Liverpool 4-0 Newcastle: Jurgen Klopp's side proved to be far too good for the woeful visiting Magpies

Simon Hughes
Wednesday 26 December 2018 18:13
Six-point advantage 'means nothing' says Jurgen Klopp, as Liverpool increase lead on Boxing Day

There is a scene in The Grapes of Wrath where Muley Graves looks into the deputy sheriff’s search lights before turning to an accomplice, expressing the profound way in which his life has changed.

“When you're huntin' somepin you're a hunter, an' you're strong. Can't nobody beat a hunter,” he twangs. “But when you get hunted, that's different. Somepin happens to you. You ain't strong. I been a hunter for a long time. I ain't a hunter no more.”

For Liverpool’s players and for Jürgen Klopp, there is no immediate sense that leading the Premier League table is shifting the way they feel about the prospect of being a target. Instead a newfound status appears to be emboldening their spirit.

It helps that Manchester City are not convincing in their own role as pursuers. Liverpool had eased into a 3-0 lead here having delivered a steady if unspectacular performance when unexpectedly, the noise on the Kop reached a crescendo as Alisson Becker prepared to take a goal-kick.

Leicester had scored against City, City were seven points behind Liverpool – and now one behind Tottenham – and suddenly the possibilities at Liverpool seemed that bit more tangible. Moments later, Fabinho connected with Xherdan Shaqiri’s corner and Liverpool were four-nil up. The roar that arrived then appeared to come from the bowels of Anfield.

In this isolation of this match, context is required. When you learn that Newcastle’s last victory at this stadium involved scorers whose sons are now professional footballers, you understand that the weight of history was against them. That victory, in April 1994 following goals from Rob Lee and Andy Cole, also involved their only clean sheet in 36 away fixtures against Liverpool.

Rafael Benítez’s decision to make five changes hinted at the idea that he is prioritising according to the probabilities and that he considered Newcastle’s chances of earning points at Watford on Saturday greater than their chances of disrupting Liverpool’s flow here. The Newcastle team that drew with Fulham, indeed, was probably stronger than this one.

Lovren got Liverpool underway 

Newcastle’s approach was a pragmatic one, based around conservatism and reality. A reflection of the gap that exists between them and Liverpool was illustrated by the fact Liverpool’s victory extends the margin purely in terms of points to 34. Ten years ago this week, when Liverpool reached the summit of the Premier League table after dishing out a 5-1 trouncing at St James’ Park – a victory which hardened Liverpool's title aspirations, one which steered towards Newcastle’s impending relegation – the gap was nine points less, despite having played one game more.

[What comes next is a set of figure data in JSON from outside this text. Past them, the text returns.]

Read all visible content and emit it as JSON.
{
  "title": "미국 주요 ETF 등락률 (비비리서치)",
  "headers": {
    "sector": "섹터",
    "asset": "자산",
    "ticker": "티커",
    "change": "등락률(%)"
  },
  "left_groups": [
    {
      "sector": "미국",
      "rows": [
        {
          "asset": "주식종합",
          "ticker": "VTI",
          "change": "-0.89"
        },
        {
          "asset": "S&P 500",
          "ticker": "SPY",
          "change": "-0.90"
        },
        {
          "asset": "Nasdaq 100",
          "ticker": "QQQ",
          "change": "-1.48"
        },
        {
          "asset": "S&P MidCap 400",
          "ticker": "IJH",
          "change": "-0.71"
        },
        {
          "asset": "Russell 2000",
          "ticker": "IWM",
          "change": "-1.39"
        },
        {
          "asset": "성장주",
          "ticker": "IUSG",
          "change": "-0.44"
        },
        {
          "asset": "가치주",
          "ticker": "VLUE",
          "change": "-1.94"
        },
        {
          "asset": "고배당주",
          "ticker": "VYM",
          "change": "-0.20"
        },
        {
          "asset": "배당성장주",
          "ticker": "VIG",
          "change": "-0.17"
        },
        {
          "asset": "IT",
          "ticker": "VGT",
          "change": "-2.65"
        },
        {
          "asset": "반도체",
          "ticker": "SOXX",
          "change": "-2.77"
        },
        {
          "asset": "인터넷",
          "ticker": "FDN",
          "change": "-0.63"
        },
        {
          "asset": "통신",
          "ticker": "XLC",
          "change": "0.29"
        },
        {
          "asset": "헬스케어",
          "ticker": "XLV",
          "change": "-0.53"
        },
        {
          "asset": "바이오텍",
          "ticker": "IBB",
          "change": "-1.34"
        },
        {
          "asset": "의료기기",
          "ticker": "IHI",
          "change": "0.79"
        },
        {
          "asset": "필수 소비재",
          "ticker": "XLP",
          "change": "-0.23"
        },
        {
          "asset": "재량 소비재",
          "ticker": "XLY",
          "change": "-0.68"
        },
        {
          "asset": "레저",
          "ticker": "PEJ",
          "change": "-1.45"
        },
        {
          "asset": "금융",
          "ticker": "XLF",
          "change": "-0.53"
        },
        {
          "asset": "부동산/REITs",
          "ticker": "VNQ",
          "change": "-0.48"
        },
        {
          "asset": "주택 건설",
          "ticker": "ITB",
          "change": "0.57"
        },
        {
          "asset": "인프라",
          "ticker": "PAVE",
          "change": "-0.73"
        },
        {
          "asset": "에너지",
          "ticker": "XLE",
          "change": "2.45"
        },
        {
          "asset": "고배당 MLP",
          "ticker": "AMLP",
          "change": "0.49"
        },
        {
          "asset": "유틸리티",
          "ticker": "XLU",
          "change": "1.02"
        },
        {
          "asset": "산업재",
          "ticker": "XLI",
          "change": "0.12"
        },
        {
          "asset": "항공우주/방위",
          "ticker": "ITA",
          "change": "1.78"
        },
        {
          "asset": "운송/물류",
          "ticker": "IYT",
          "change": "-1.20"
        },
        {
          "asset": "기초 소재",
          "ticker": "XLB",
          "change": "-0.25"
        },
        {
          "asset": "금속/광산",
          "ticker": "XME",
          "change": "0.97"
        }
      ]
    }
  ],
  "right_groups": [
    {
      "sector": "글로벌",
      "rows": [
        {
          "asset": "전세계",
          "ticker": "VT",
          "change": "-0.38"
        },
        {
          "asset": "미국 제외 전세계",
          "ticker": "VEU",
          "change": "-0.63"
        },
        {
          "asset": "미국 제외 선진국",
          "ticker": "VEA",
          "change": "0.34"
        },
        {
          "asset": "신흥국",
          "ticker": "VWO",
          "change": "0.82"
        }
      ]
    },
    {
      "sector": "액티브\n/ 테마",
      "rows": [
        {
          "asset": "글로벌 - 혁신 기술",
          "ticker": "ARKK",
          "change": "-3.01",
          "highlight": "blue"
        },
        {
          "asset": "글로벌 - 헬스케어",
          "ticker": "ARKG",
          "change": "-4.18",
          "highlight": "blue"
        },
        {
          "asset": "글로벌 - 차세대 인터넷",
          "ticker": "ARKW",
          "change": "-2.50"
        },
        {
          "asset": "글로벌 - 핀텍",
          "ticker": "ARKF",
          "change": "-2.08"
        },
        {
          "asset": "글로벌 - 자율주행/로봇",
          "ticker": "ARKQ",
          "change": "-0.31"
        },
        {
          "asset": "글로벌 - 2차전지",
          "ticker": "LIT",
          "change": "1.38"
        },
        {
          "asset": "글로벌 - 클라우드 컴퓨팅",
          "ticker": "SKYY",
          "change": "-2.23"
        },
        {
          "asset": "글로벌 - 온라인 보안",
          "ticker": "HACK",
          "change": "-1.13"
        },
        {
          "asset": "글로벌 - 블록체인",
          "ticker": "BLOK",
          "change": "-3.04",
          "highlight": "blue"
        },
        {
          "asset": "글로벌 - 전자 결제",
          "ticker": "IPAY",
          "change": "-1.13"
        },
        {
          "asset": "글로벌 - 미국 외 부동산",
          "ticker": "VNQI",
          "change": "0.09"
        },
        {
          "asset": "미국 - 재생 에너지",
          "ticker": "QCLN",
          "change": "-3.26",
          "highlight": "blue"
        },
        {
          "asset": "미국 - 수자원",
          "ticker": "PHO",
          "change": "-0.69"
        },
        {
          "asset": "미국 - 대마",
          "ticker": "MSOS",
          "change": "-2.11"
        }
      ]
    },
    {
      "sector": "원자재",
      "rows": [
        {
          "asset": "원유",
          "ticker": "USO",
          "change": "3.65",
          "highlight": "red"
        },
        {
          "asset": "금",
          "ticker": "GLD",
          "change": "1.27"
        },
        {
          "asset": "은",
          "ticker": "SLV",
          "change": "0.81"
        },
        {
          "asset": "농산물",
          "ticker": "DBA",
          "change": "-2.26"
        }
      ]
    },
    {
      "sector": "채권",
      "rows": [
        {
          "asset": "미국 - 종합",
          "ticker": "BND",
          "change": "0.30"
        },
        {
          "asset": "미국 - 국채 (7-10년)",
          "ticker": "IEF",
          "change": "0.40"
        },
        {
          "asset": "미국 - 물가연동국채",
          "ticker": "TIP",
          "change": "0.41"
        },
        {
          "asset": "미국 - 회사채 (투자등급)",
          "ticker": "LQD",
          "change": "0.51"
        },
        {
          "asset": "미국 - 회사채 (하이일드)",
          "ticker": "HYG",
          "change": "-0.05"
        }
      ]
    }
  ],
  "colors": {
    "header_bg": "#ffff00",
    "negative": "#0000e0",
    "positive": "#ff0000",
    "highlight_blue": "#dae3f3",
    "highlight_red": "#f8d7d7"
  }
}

Newcastle were hoping for the best, hoping that Liverpool’s focus might not be as it has been; hoping that mistakes were made and concentration levels at set-pieces or crosses were not meeting the usual standards. Unfortunately for them, it is usually the case that no team is more vulnerable facing Liverpool than when they have just created an opportunity themselves due to the speed at which Livepool’s players are able to run as well as think.

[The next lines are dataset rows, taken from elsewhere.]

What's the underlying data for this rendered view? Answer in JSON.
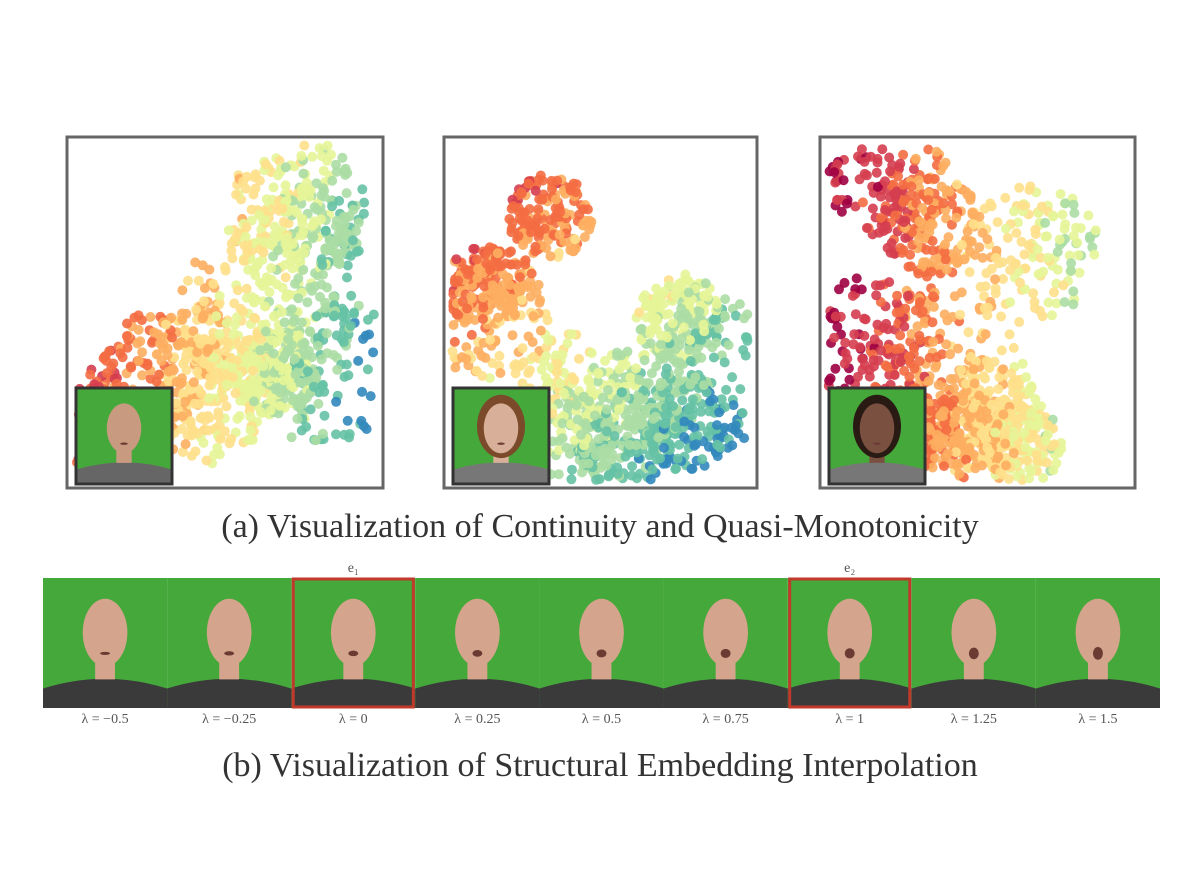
{
  "figure": {
    "panel_a": {
      "caption": "(a) Visualization of Continuity and Quasi-Monotonicity"
    },
    "panel_b": {
      "caption": "(b) Visualization of Structural Embedding Interpolation",
      "markers": [
        "e₁",
        "e₂"
      ],
      "frames": [
        "λ = −0.5",
        "λ = −0.25",
        "λ = 0",
        "λ = 0.25",
        "λ = 0.5",
        "λ = 0.75",
        "λ = 1",
        "λ = 1.25",
        "λ = 1.5"
      ]
    }
  }
}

Salah scored from the spot 

A lead, actually, could have been Newcastle’s had Joselu not headed Matt Ritchie’s superb cross too firmly into the ground. Within three minutes, though, Liverpool had created a flurry of three chances. Newcastle’s defence was shaking by the time Dejan Lovren pumped a rising half-volley from 15-yards past Martin Dubravka to make it 1-0.

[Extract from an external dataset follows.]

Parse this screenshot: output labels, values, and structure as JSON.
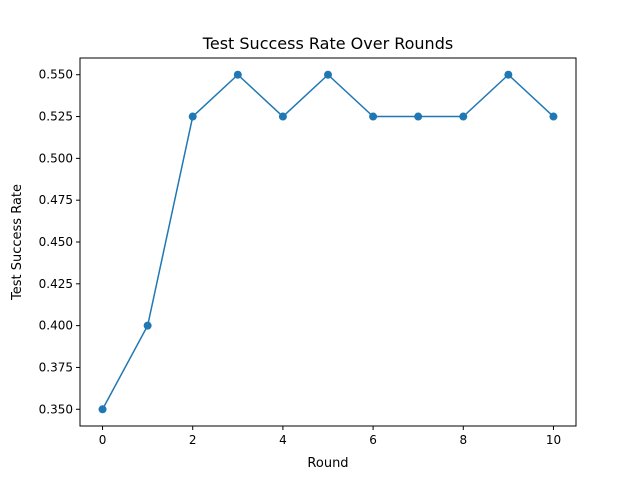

Shaqiri scored Liverpool's third of the game

Liverpool did not operate with the sort of precision they can find but they did not need to. Newcastle’s five-man defence could not handle the movement and perseverance of Mohamed Salah, the outstanding player on the pitch. It became 2-0 when Paul Dummett hauled the Egyptian down and with that, Anfield witnessed a home penalty for the first time in 424 days which is an astounding fact when you consider the pace and trickery of Liverpool’s forward line. In his current form, Salah was not going to miss the subsequent opportunity, just as Shaqiri did not miss from Trent-Alexander Arnold's cross and Fabinho did not miss from Shaqiri's late corner.

Liverpool thunder on. City falter. Tottenham creep. The hunt continues.